Initially, they didn’t discuss their experiences, but over the years that has changed. Drawing on the written and oral testimony of his teammates, crew and rescuers, Jerram tells their stories, and examines what led to the disaster and loss of life, finding serious fault with the Court of Inquiry into the tragedy.
The Listener said that there have, of course, been other books and documentaries about the catastrophe but few, if any, that have captured the catharsis of the event so directly and with undemonstrative emotion. “These are remarkable stories; enduring but unvarnished personal accounts of what it means to confront death … [it’s] an intensely felt exploration of tragedy and survival.”
8. Take Two by Danielle Hawkins (A&U)
Laura is a successful communications manager on a break from work and back in her home town for a visit before walking from one end of New Zealand to the other. But her plans get thrown out the window when the family of her long-term ex-boyfriend, Doug, come back into her life. Then Doug’s kid brother, Mick, begins to take an interest.
From the Listener’s review: “Take Two is a great small-town drama in which local gossips try to make mischief with Laura’s situation, while the family bookshop needs to be kept running and a murky property development is being sold to vulnerable locals. It’s a cosy read, though the author isn’t afraid to broach some bigger issues such as how families manage illness, women deal with infertility and the sometimes tricky relationships between mothers and daughters.”

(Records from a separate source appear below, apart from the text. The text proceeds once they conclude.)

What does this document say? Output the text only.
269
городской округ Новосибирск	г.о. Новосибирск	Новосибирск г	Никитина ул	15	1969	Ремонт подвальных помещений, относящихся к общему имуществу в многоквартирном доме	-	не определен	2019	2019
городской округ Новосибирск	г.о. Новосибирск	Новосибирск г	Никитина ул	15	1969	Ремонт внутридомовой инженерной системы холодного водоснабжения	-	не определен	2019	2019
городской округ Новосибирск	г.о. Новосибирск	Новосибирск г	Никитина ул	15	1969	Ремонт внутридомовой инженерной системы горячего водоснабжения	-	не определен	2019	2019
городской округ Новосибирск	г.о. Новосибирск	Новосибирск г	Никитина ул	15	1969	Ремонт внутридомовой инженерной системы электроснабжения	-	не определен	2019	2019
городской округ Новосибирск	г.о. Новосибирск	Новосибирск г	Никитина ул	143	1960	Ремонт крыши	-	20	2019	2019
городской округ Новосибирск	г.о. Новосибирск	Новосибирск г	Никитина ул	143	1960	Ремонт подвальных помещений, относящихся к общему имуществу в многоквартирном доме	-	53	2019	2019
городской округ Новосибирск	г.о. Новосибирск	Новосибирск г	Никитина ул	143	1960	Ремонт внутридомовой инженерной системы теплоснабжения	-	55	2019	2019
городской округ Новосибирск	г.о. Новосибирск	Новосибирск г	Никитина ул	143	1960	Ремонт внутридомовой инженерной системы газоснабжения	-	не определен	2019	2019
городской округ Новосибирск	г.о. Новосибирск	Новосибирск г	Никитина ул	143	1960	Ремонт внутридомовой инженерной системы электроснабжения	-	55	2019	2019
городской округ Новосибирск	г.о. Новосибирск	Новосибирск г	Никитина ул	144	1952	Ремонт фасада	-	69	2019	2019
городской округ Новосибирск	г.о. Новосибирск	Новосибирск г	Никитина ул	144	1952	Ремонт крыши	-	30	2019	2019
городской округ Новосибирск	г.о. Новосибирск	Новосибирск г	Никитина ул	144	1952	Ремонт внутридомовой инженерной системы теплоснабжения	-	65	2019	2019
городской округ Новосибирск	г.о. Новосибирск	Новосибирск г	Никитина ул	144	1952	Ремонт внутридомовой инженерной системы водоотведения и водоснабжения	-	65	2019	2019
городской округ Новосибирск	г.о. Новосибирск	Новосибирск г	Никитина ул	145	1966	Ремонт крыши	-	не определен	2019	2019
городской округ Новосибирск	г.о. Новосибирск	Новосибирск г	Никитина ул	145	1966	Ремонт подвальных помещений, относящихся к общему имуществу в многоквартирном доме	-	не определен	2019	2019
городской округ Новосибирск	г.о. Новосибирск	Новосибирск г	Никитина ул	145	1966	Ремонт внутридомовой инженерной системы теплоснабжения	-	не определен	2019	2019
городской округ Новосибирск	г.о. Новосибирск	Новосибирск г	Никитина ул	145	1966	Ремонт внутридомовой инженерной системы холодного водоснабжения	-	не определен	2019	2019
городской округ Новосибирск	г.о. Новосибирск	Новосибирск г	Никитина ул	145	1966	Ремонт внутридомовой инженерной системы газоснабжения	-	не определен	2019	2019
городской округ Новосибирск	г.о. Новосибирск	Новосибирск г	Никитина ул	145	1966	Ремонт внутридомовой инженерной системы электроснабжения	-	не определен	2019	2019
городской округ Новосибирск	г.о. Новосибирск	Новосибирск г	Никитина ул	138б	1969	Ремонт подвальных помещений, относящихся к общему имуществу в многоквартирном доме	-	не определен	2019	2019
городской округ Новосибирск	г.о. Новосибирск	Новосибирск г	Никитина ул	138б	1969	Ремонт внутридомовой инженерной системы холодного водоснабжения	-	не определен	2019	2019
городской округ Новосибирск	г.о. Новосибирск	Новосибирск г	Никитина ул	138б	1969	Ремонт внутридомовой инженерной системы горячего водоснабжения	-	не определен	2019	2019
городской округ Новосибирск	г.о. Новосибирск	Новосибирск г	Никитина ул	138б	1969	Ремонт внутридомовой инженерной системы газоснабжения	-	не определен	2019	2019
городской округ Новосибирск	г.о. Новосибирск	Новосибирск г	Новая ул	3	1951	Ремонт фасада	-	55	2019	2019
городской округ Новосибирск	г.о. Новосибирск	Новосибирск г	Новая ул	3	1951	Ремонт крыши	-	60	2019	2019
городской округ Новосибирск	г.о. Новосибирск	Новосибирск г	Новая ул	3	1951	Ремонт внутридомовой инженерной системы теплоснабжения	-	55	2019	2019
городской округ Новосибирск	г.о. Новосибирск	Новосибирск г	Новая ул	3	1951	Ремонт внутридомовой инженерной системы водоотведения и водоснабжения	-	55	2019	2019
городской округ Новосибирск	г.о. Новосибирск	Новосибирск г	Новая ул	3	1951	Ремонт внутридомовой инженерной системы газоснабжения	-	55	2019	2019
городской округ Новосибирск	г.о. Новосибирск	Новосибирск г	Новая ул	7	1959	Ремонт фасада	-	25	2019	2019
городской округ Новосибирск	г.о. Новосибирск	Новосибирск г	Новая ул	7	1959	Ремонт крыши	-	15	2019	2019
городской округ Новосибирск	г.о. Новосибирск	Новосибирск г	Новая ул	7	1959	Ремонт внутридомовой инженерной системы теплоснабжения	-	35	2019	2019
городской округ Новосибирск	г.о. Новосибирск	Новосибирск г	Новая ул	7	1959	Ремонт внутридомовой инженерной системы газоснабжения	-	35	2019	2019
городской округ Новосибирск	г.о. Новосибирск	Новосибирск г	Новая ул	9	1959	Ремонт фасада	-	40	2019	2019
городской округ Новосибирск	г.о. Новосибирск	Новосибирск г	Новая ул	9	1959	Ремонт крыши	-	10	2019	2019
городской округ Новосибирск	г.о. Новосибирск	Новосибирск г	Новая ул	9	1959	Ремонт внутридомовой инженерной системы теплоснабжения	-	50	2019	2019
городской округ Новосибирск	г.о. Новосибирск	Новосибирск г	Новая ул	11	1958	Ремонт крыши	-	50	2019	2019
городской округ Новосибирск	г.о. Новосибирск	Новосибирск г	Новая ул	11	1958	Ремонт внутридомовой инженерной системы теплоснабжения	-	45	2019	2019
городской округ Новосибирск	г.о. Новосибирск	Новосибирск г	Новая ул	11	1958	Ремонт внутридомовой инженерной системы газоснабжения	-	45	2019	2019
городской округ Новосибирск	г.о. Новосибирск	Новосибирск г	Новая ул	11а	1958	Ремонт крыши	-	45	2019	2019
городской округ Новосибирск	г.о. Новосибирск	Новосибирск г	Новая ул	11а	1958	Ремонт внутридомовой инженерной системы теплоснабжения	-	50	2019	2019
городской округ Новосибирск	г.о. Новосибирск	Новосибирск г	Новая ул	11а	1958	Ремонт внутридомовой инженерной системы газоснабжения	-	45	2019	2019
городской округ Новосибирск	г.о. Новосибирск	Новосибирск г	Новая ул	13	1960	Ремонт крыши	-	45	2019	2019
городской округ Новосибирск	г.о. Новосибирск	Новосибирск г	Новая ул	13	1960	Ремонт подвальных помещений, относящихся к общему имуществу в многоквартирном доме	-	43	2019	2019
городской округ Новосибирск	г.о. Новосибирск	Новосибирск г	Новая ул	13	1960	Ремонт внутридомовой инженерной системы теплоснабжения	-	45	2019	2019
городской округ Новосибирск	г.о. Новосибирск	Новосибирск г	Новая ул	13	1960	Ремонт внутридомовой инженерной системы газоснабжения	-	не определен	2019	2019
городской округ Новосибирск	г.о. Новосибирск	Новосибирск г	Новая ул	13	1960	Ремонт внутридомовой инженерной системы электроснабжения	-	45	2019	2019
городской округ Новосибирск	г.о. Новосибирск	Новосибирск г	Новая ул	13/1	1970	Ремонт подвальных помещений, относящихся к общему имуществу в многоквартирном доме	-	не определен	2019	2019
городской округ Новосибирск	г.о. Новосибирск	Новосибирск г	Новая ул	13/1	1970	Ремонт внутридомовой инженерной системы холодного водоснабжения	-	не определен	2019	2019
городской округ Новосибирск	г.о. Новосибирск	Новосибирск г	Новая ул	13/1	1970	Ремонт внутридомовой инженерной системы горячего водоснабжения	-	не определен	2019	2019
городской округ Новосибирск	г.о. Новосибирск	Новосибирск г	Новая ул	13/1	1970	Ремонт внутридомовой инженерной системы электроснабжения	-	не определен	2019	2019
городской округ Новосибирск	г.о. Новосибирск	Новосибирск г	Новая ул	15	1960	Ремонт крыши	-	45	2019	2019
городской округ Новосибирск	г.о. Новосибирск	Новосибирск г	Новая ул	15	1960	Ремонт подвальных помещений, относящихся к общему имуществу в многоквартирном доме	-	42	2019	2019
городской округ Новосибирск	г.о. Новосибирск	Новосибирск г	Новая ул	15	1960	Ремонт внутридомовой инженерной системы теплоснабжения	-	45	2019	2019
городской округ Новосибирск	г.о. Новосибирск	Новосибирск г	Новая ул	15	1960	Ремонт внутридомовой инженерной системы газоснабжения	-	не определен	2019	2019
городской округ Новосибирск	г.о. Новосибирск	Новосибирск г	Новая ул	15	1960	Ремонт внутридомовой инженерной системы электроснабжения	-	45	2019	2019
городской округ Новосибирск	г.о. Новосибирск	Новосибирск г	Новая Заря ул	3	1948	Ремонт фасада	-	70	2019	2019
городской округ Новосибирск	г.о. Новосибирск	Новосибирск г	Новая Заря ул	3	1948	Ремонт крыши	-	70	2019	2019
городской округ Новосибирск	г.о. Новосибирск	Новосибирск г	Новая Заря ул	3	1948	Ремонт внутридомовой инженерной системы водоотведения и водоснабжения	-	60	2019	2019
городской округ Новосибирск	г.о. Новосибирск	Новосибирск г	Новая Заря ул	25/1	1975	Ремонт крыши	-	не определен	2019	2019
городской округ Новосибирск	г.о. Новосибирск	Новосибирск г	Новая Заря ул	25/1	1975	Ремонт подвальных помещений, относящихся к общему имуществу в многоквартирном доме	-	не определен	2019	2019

9. Aroha by Hinemoa Elder (Penguin)
The wisdom of 52 Māori proverbs explained by psychiatrist Hinemoa Elder in this bestselling book first released in 2020. An extract:
“Ko te mauri, he mea huna ki te moana – The life force is hidden in the sea.
“Powerful aspects of life are hidden in plain sight.

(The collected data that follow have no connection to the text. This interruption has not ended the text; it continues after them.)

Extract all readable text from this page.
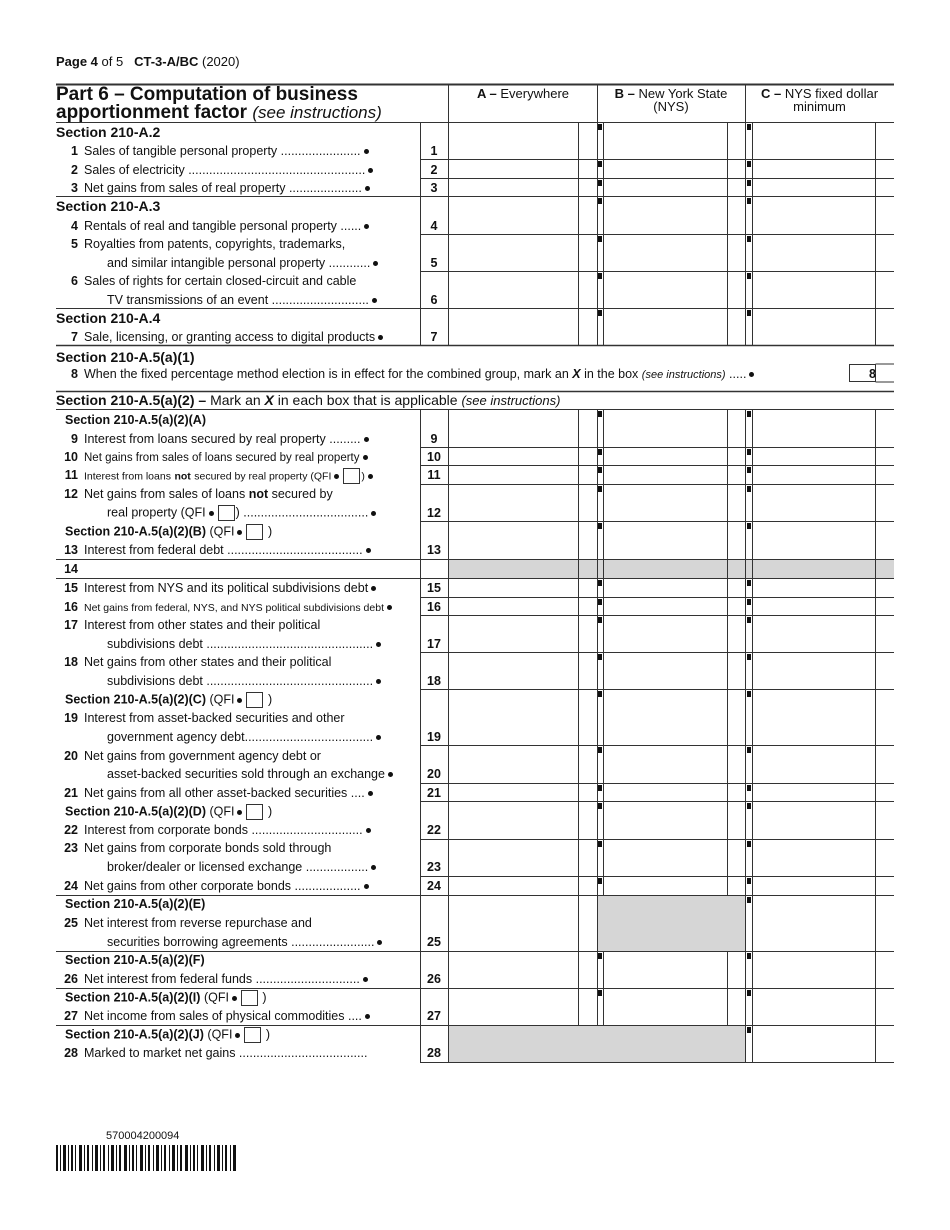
Page 4 of 5 CT-3-A/BC (2020)
Part 6 – Computation of business
apportionment factor (see instructions)
A – Everywhere	B – New York State
(NYS)
C – NYS fixed dollar
minimum
Section 210-A.2
1 Sales of tangible personal property .......................	1
2 Sales of electricity ...................................................	2
3 Net gains from sales of real property .....................	3
Section 210-A.3
4 Rentals of real and tangible personal property ......	4
5 Royalties from patents, copyrights, trademarks,
and similar intangible personal property ............	5
6 Sales of rights for certain closed-circuit and cable
TV transmissions of an event ............................	6
Section 210-A.4
7 Sale, licensing, or granting access to digital products	7
Section 210-A.5(a)(1)
8 When the fixed percentage method election is in effect for the combined group, mark an X in the box (see instructions) .....	8
Section 210-A.5(a)(2) – Mark an X in each box that is applicable (see instructions)
Section 210-A.5(a)(2)(A)
9 Interest from loans secured by real property .........	9
10 Net gains from sales of loans secured by real property	10
11 Interest from loans not secured by real property (QFI	)	11
12 Net gains from sales of loans not secured by
real property (QFI ) ....................................	12
Section 210-A.5(a)(2)(B) (QFI	)
13 Interest from federal debt .......................................	13
14
15 Interest from NYS and its political subdivisions debt	15
16 Net gains from federal, NYS, and NYS political subdivisions debt	16
17 Interest from other states and their political
subdivisions debt ................................................	17
18 Net gains from other states and their political
subdivisions debt ................................................	18
Section 210-A.5(a)(2)(C) (QFI	)
19 Interest from asset-backed securities and other
government agency debt.....................................	19
20 Net gains from government agency debt or
asset-backed securities sold through an exchange	20
21 Net gains from all other asset-backed securities ....	21
Section 210-A.5(a)(2)(D) (QFI	)
22 Interest from corporate bonds ................................	22
23 Net gains from corporate bonds sold through
broker/dealer or licensed exchange ..................	23
24 Net gains from other corporate bonds ...................	24
Section 210-A.5(a)(2)(E)
25 Net interest from reverse repurchase and
securities borrowing agreements ........................	25
Section 210-A.5(a)(2)(F)
26 Net interest from federal funds ..............................	26
Section 210-A.5(a)(2)(I) (QFI	)
27 Net income from sales of physical commodities ....	27
Section 210-A.5(a)(2)(J) (QFI	)
28 Marked to market net gains .....................................	28
570004200094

“This whakataukī stems from one of our famous ancestors from the north, Nukutawhiti. He cast his kura, his feathered cloak, into the Hokianga Harbour to calm the waters for safe passage. And this treasure remains there, out of sight, yet signifies the ancient presence of those that have gone before.
“This saying has given me strength so many times. I have always found it comforting because it speaks to the hidden magic of life.
“It reminds me of those things we feel intuitively but often ignore – we can choose to tune in to our gut instinct, for example, or wait until the messages become clearer and more obvious.
And it reminds me that we all have hidden powers inside us that we can too easily forget.”
10. Māori Made Easy Pocket Guide by Scotty Morrison (Penguin)
Scotty Morrison’s Māori Made Easy Pocket Guide does exactly what it says on the kēna, or tin. A bit wider than a cellphone, it’s an updated and reworked “careful selection of some of the best and most useful content from my previous books”. This includes pronunciation and communication basics, as well as history, tikanga and essential phrases like “Aue, kei te tino rongo au i te whiu a te waipiro” – “Gosh, I am terribly hungover.”